The second experiment, in June 2020, involved a nationally representative sample of 560 U.S. adults who took part in an online survey. As in the first experiment, they were randomly assigned to one of four conditions produced by combining social density (high or low) and vaccine concerns (individual or prosocial). The experiment examined the effects of social density and intention to vaccinate against COVID-19 and similarly found that “[w]hen social density was low, prosocial concern increased the perceived impact of vaccination, which in turn led to stronger vaccination intentions.”
Implications and potential future research
The authors suggested that future research could look at whether prosocial concerns and social density are critical to other preventive behaviors for COVID-19, such as physical distancing, mask-wearing, and handwashing, and whether these findings about the flu and COVID-19 vaccines may be generalized to other vaccines. They also suggested looking at whether prosocial concerns could make people less willing to vaccinate under certain circumstances. For example, if most people are immune to a particular infectious disease, they may not be motivated to vaccinate for others since their vaccination would have minimal impact.

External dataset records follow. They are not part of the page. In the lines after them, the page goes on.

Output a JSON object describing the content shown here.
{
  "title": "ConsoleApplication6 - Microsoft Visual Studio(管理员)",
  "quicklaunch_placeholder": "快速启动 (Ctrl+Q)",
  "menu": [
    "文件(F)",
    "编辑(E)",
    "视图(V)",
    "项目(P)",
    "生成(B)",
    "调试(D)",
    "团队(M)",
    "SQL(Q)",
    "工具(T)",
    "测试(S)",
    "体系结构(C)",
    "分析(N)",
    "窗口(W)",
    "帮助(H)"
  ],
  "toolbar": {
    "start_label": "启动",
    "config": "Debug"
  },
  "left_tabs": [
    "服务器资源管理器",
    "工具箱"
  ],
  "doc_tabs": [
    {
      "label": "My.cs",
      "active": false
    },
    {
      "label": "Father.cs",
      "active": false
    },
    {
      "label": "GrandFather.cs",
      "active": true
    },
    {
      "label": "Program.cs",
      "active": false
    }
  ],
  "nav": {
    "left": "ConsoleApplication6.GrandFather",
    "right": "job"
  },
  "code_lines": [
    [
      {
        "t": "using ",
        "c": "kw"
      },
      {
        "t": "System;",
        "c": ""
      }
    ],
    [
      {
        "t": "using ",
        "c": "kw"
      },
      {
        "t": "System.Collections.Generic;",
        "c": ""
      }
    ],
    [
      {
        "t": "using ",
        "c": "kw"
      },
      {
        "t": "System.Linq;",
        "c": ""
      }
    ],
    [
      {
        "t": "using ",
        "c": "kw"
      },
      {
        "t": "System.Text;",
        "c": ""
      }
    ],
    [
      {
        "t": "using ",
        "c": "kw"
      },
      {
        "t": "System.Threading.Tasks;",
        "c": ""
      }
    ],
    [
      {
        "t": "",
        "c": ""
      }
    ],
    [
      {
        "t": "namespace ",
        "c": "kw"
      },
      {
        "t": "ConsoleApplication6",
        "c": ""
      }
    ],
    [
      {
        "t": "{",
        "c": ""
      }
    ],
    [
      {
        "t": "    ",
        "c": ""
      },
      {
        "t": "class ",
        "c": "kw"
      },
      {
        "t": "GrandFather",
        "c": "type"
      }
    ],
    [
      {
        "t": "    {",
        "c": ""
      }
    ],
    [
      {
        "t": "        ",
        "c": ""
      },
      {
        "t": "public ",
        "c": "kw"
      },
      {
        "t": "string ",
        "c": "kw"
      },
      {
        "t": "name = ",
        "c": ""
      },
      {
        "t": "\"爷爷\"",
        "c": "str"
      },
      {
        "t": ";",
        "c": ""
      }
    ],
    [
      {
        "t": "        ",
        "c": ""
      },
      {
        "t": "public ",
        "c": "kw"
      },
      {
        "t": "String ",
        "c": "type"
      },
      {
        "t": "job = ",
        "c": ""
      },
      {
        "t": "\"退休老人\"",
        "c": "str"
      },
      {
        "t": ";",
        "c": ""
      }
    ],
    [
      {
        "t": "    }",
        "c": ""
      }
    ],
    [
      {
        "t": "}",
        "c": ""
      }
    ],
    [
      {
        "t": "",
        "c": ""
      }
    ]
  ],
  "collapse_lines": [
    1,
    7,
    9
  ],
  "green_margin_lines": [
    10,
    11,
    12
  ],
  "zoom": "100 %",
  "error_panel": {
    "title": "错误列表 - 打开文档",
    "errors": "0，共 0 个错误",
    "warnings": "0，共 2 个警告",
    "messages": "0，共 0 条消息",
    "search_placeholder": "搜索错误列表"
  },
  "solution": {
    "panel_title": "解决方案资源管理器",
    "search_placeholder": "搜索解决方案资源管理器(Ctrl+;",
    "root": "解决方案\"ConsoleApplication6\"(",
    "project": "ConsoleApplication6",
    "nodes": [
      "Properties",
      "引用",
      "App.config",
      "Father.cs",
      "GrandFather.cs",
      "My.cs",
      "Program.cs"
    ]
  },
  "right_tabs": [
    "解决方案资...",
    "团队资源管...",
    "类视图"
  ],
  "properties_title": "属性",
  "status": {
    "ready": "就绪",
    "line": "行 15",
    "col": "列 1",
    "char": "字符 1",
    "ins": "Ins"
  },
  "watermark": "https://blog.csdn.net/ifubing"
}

In theory, social density may influence additional behaviors considered to affect other people’s well-being, such as taking part in social movements that affect gender and racial equality. Or, the researchers noted, these findings could be applied to spaces such as hospitals, college dorms, schools, and workplaces, where social density in the immediate environment may affect the processes that lead to altruistic behavior.
The researchers thank the APPC 2018-2019 ASK (Annenberg Science Knowledge) group, including the survey design and administration team: APPC postdoctoral fellows Ozan Kuru, Dominik Stecula, Hang Lu, and Yotam Ophir; Man-pui Sally Chan of the University of Illinois at Urbana-Champaign; Ken Winneg, APPC’s managing director of survey research; and Kathleen Hall Jamieson, APPC’s director.
The 2018-19 ASK survey data were employed in other Annenberg vaccination studies, including:
- “Policy Views and Negative Beliefs About Vaccines in the United States, 2019” (American Journal of Public Health, October 2020)
- “Prospective associations of regional social media messages with attitudes and actual vaccination: A big data and survey study of the influenza vaccine in the United States” (Vaccine, September 2020)
- “Intentions to Seek Information About the Influenza Vaccine: The Role of Informational Subjective Norms, Anticipated and Experienced Affect, and Information Insufficiency Among Vaccinated and Unvaccinated People” (Risk Analysis, February 2020)
- “How trust in experts and media use affect acceptance of common anti-vaccination claims” (Harvard Kennedy School Misinformation Review, January 2020)
“Concerns for others increase the likelihood of vaccination against influenza and COVID-19 more in sparsely rather than densely populated areas” was published in PNAS on December 18, 2020. The paper’s DOI is 10.1073/pnas.2007538118.